Docker and Virtualization
- Docker: There was an early release of Docker that came out last year, but as a couple of days ago Docker released full support for the M1 processor. Docker supports images that run on both ARM and x86.
- VMWare Fusion: VMWare says they are commited to an M1 version, but they have had no annuncements around an M1 release. Hopefully they will have something soon.
- Parallels: As of April 19th, Parallels just released Desktop 16.5 for the Mac.
- UTM: This looks like a newcomer. I think it is based on QEMU, but this app will allow you to run Windows and Linux based ARM OSs.
- .NET: .NET 6.0 which is in preview has a installer for the M1 based Macs. If you are trying to run an earlier version, you will need Rosetta 2.
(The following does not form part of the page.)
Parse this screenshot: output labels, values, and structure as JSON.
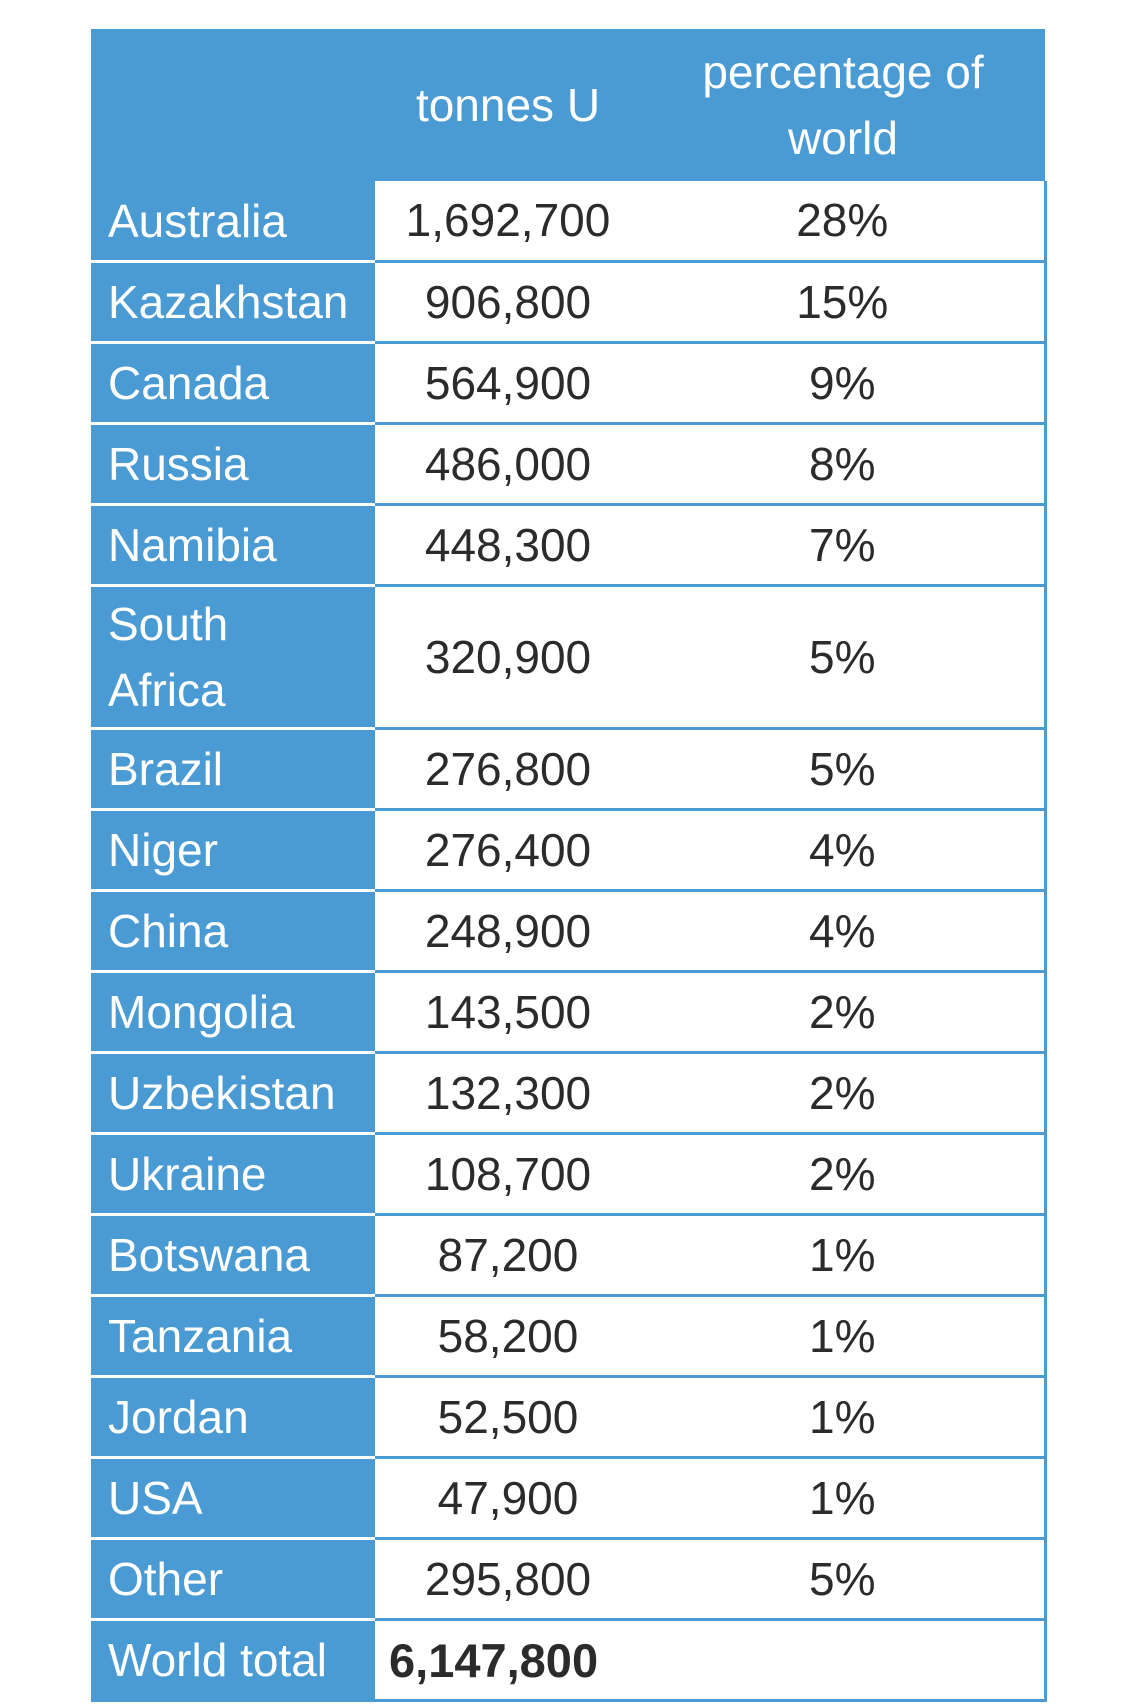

- Flutter: This works under Rosetta 2. No word yet when it will be native on the M1 processor.
When I first looked at developer support for Apple Silicon when the M1 Macs were first released, the support was really poor. As of today, the support looks much better. Some of the native tools are in a preview and are not official releases. If you are doing Android development, you may want to keep using an x86 based machine. For most other kinds of development the M1s look a lot safer than they did in November 2020.
Please do your own homework to make your own decision, but I hope the research I have done can assist.